Think of a household robot setting out to mop the floor. In its background - the Maes overlay - is awareness of a need to recharge itself at some point, analogous to human hunger. The robot decides there is enough charge in its batteries to do the floor before recharging, but signals of the charge level keep circulating, gradually becoming stronger as the charge level decreases.

The children come home from school and continuously redirty the floor; the robot keeps trying to mop it up. But instead of running itself down, the robot eventually changes behavior in response to its power need and puts aside the floor until after a recharge, much as a housekeeper might put aside until after lunch a task that has proven more complicated than expected.

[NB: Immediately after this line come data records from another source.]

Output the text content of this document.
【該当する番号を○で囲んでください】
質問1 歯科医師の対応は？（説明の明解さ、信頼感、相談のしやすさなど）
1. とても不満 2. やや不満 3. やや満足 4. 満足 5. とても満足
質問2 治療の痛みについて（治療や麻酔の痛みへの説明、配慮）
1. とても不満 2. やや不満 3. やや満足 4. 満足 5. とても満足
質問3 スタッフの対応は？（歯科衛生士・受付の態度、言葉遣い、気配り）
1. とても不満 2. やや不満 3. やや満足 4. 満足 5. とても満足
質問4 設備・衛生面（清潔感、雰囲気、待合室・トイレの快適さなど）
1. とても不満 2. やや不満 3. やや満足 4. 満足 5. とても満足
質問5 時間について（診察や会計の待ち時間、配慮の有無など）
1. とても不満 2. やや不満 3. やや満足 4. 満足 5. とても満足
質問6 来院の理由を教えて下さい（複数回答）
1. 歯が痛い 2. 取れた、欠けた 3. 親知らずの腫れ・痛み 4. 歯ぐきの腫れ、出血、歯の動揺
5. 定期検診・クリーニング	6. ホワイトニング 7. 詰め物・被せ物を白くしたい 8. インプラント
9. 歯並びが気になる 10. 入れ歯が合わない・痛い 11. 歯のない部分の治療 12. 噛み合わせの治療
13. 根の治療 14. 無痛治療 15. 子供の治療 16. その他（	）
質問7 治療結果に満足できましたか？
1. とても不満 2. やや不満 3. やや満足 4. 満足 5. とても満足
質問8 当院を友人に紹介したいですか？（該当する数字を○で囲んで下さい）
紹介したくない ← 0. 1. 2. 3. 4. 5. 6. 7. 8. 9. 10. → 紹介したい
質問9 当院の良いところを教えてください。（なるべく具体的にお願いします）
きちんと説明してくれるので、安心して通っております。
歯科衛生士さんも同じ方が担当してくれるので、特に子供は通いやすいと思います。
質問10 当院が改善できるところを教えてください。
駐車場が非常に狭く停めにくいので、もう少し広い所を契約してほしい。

Professor John Laird of Michigan, a leader in tradition AI, says, "You've got to put your scientific bet somewhere, and Rod and I are putting it in different places. But he has systems that do things. AI had sort of ignored that for a while, and it's had a very good affect on the AI community.

"The open question of his research is whether it extends upward to what would be called higher levels of intelligence and problems. That is actually his research agenda. Rod has demonstrated rudimentary planning and learning; it is still an open question whether it will scale up."

Whatever happens with Brooks' work, attempts to model the human mind will continue, Laird and others are certain.

"Modeling of human cognition will help us understand people better," he reasons. "And on the functional, engineering side, well, humans solve problems. We would be crazy to ignore an existing system that is intelligent and can do the things we want our [mechanical] systems to do." Such confidence in the value and richness of the field of artificial intelligence - whatever its evolution, whatever its commercial failures so far - is widespread.

As a noted mathematician explained it recently, "The idea of artificial intelligence was a brilliant and large idea from the beginning. The first people [in the field] invented the idea. The idea produced children and grandchildren, and that was a great accomplishment, even though the grandchildren scorn the grandparents.

"It has both led and exploited the technology of its time."